Saturday, July 20, 2013

Sharing a cab, from the passengers perspective

You just landed in Albany, New York.  You're there to visit your son who is a sophomore at the local university, so you've been there before.  Once you're downtown, you'll meet your son for dinner, and walk to your hotel.  The problem is, when the plane lands there are only 3 cabs out there.  You and 6 other people want a ride downtown.  Do you share a cab?  Call a cab on the phone.  Patiently wait for more cabs to come to the airport?  What?

You try to get one or 2 of the other passengers together in a ride to the same destination downtown.  Then you take local cabs from the lobby of that hotel, to your actual final destinations.  It's the fastest way for everybody to get into town.  It's the cheapest way, the person who gets the receipt gets cash from the other passenger or 2.  You don't get a receipt?  You're there to visit a relative, right?  Why do you need one?  If you're the  business man, you can make it sound like you're being a real great guy, offering to share  your cab with somebody who has 2 suitcases.  It's a very easy deal to make.

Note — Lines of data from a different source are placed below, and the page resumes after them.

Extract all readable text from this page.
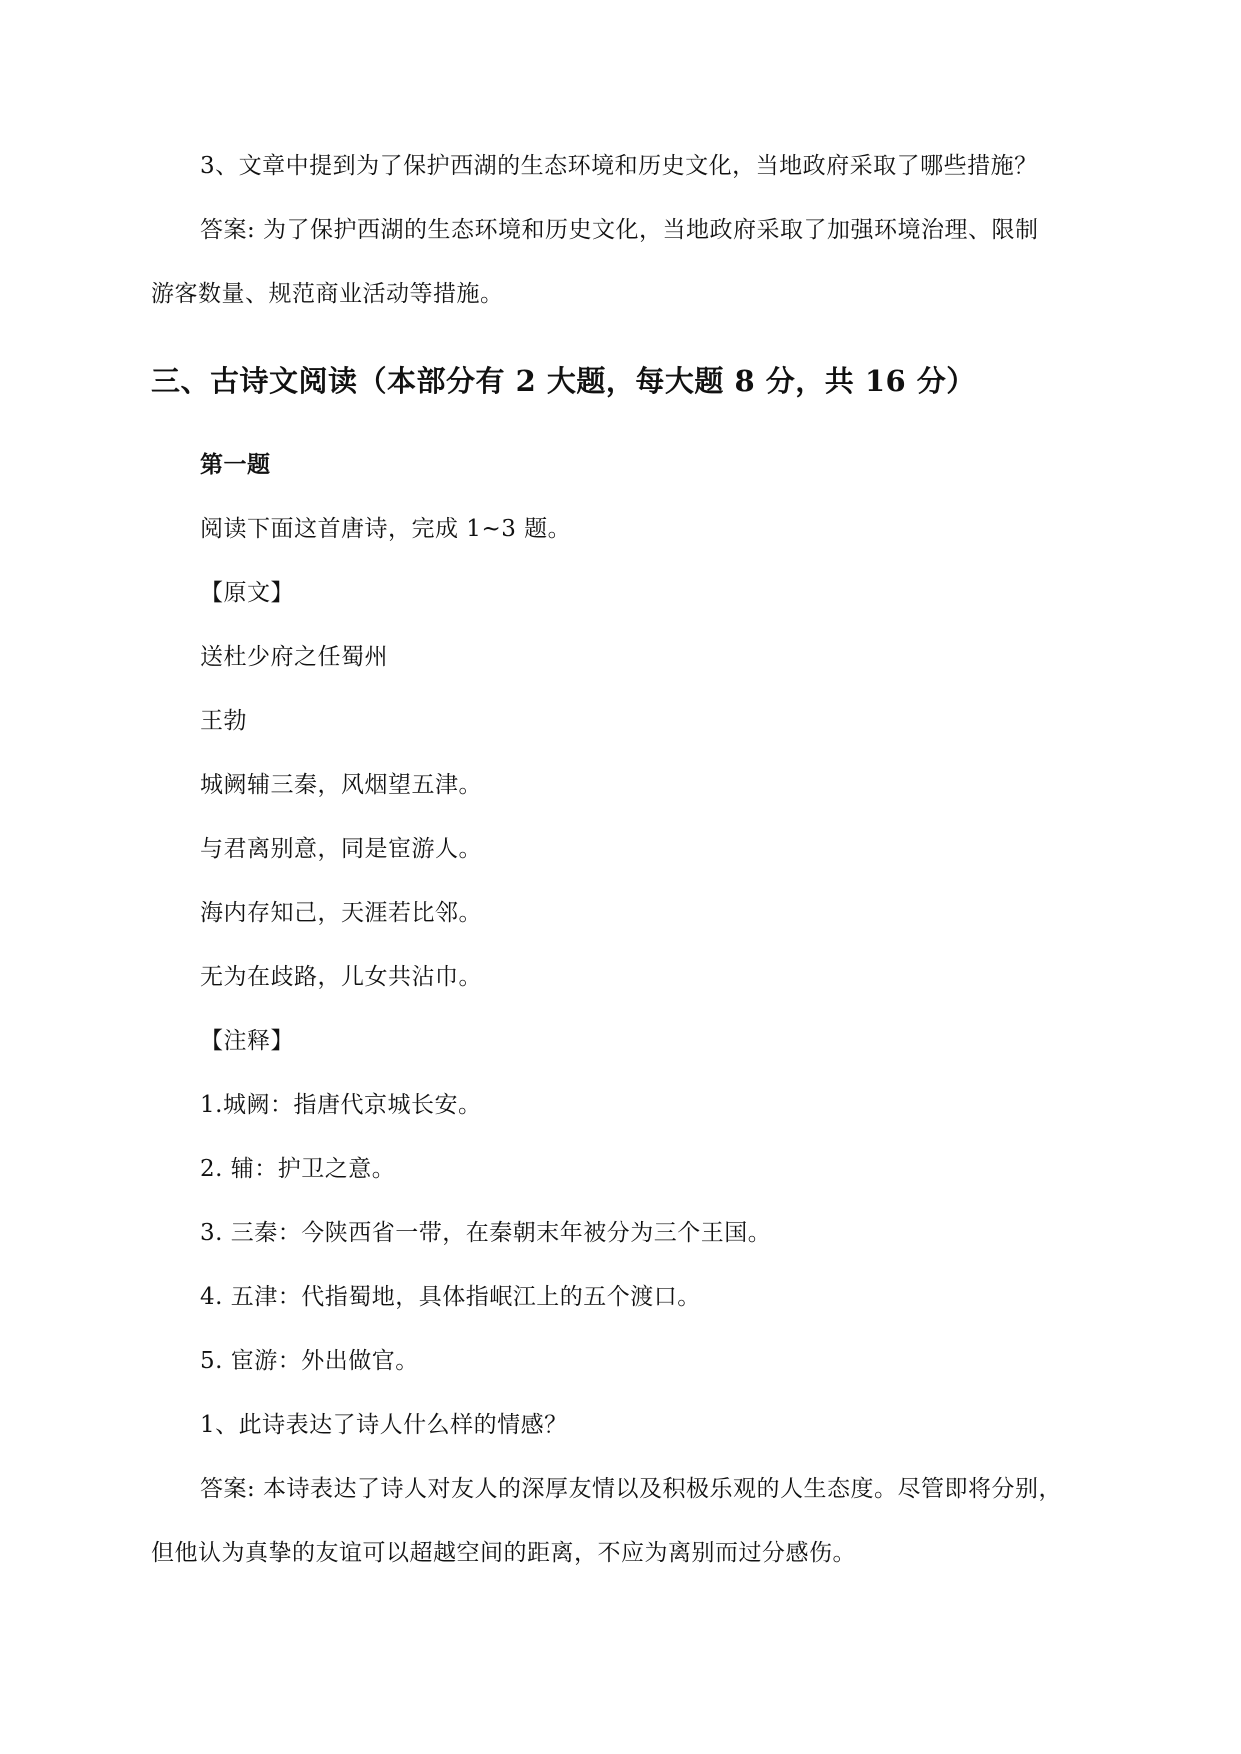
3、文章中提到为了保护西湖的生态环境和历史文化，当地政府采取了哪些措施？
答案: 为了保护西湖的生态环境和历史文化，当地政府采取了加强环境治理、限制
游客数量、规范商业活动等措施。
三、古诗文阅读（本部分有 2 大题，每大题 8 分，共 16 分）
第一题
阅读下面这首唐诗，完成 1~3 题。
【原文】
送杜少府之任蜀州
王勃
城阙辅三秦，风烟望五津。
与君离别意，同是宦游人。
海内存知己，天涯若比邻。
无为在歧路，儿女共沾巾。
【注释】
1.城阙：指唐代京城长安。
2. 辅：护卫之意。
3. 三秦：今陕西省一带，在秦朝末年被分为三个王国。
4. 五津：代指蜀地，具体指岷江上的五个渡口。
5. 宦游：外出做官。
1、此诗表达了诗人什么样的情感？
答案: 本诗表达了诗人对友人的深厚友情以及积极乐观的人生态度。尽管即将分别，
但他认为真挚的友谊可以超越空间的距离，不应为离别而过分感伤。
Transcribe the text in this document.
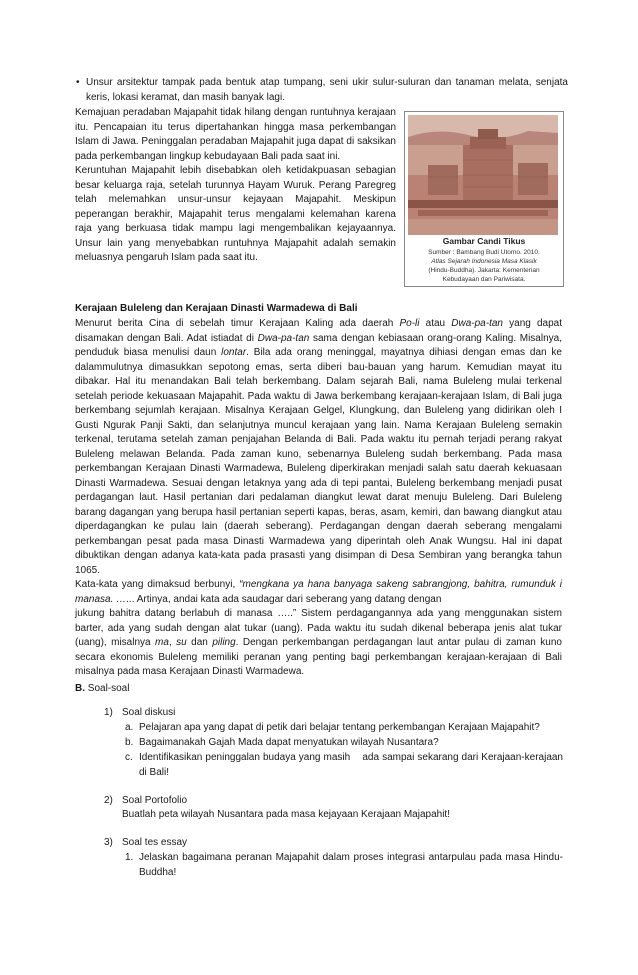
• Unsur arsitektur tampak pada bentuk atap tumpang, seni ukir sulur-suluran dan tanaman melata, senjata keris, lokasi keramat, dan masih banyak lagi.
Kemajuan peradaban Majapahit tidak hilang dengan runtuhnya kerajaan itu. Pencapaian itu terus dipertahankan hingga masa perkembangan Islam di Jawa. Peninggalan peradaban Majapahit juga dapat di saksikan pada perkembangan lingkup kebudayaan Bali pada saat ini.
Keruntuhan Majapahit lebih disebabkan oleh ketidakpuasan sebagian besar keluarga raja, setelah turunnya Hayam Wuruk. Perang Paregreg telah melemahkan unsur-unsur kejayaan Majapahit. Meskipun peperangan berakhir, Majapahit terus mengalami kelemahan karena raja yang berkuasa tidak mampu lagi mengembalikan kejayaannya. Unsur lain yang menyebabkan runtuhnya Majapahit adalah semakin meluasnya pengaruh Islam pada saat itu.
Gambar Candi Tikus
Sumber : Bambang Budi Utomo. 2010.
Atlas Sejarah Indonesia Masa Klasik
(Hindu-Buddha). Jakarta: Kementerian
Kebudayaan dan Pariwisata.
Kerajaan Buleleng dan Kerajaan Dinasti Warmadewa di Bali
Menurut berita Cina di sebelah timur Kerajaan Kaling ada daerah Po-li atau Dwa-pa-tan yang dapat disamakan dengan Bali. Adat istiadat di Dwa-pa-tan sama dengan kebiasaan orang-orang Kaling. Misalnya, penduduk biasa menulisi daun lontar. Bila ada orang meninggal, mayatnya dihiasi dengan emas dan ke dalammulutnya dimasukkan sepotong emas, serta diberi bau-bauan yang harum. Kemudian mayat itu dibakar. Hal itu menandakan Bali telah berkembang. Dalam sejarah Bali, nama Buleleng mulai terkenal setelah periode kekuasaan Majapahit. Pada waktu di Jawa berkembang kerajaan-kerajaan Islam, di Bali juga berkembang sejumlah kerajaan. Misalnya Kerajaan Gelgel, Klungkung, dan Buleleng yang didirikan oleh I Gusti Ngurak Panji Sakti, dan selanjutnya muncul kerajaan yang lain. Nama Kerajaan Buleleng semakin terkenal, terutama setelah zaman penjajahan Belanda di Bali. Pada waktu itu pernah terjadi perang rakyat Buleleng melawan Belanda. Pada zaman kuno, sebenarnya Buleleng sudah berkembang. Pada masa perkembangan Kerajaan Dinasti Warmadewa, Buleleng diperkirakan menjadi salah satu daerah kekuasaan Dinasti Warmadewa. Sesuai dengan letaknya yang ada di tepi pantai, Buleleng berkembang menjadi pusat perdagangan laut. Hasil pertanian dari pedalaman diangkut lewat darat menuju Buleleng. Dari Buleleng barang dagangan yang berupa hasil pertanian seperti kapas, beras, asam, kemiri, dan bawang diangkut atau diperdagangkan ke pulau lain (daerah seberang). Perdagangan dengan daerah seberang mengalami perkembangan pesat pada masa Dinasti Warmadewa yang diperintah oleh Anak Wungsu. Hal ini dapat dibuktikan dengan adanya kata-kata pada prasasti yang disimpan di Desa Sembiran yang berangka tahun 1065.
Kata-kata yang dimaksud berbunyi, “mengkana ya hana banyaga sakeng sabrangjong, bahitra, rumunduk i manasa. …... Artinya, andai kata ada saudagar dari seberang yang datang dengan
jukung bahitra datang berlabuh di manasa …..” Sistem perdagangannya ada yang menggunakan sistem barter, ada yang sudah dengan alat tukar (uang). Pada waktu itu sudah dikenal beberapa jenis alat tukar (uang), misalnya ma, su dan piling. Dengan perkembangan perdagangan laut antar pulau di zaman kuno secara ekonomis Buleleng memiliki peranan yang penting bagi perkembangan kerajaan-kerajaan di Bali misalnya pada masa Kerajaan Dinasti Warmadewa.
B. Soal-soal
1) Soal diskusi
a. Pelajaran apa yang dapat di petik dari belajar tentang perkembangan Kerajaan Majapahit?
b. Bagaimanakah Gajah Mada dapat menyatukan wilayah Nusantara?
c. Identifikasikan peninggalan budaya yang masih    ada sampai sekarang dari Kerajaan-kerajaan di Bali!
2) Soal Portofolio
Buatlah peta wilayah Nusantara pada masa kejayaan Kerajaan Majapahit!
3) Soal tes essay
1. Jelaskan bagaimana peranan Majapahit dalam proses integrasi antarpulau pada masa Hindu-Buddha!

Can the cab driver say no?  Not really, not if he values his job.  He can not only get fired for refusing, he can get his cab permit revoked, which is worse than fired.  You might talk the company into giving you a break, you will not talk the permitting people into reconsidering.

Should the cab driver refuse this arrangement, take a photo of his face with your phone.  Also take a photo of the number on his cab, and his license plate.  Make a note of the time.  Forward this documentation to the customer relations people at the airport.  He's looking for a new job, real fast.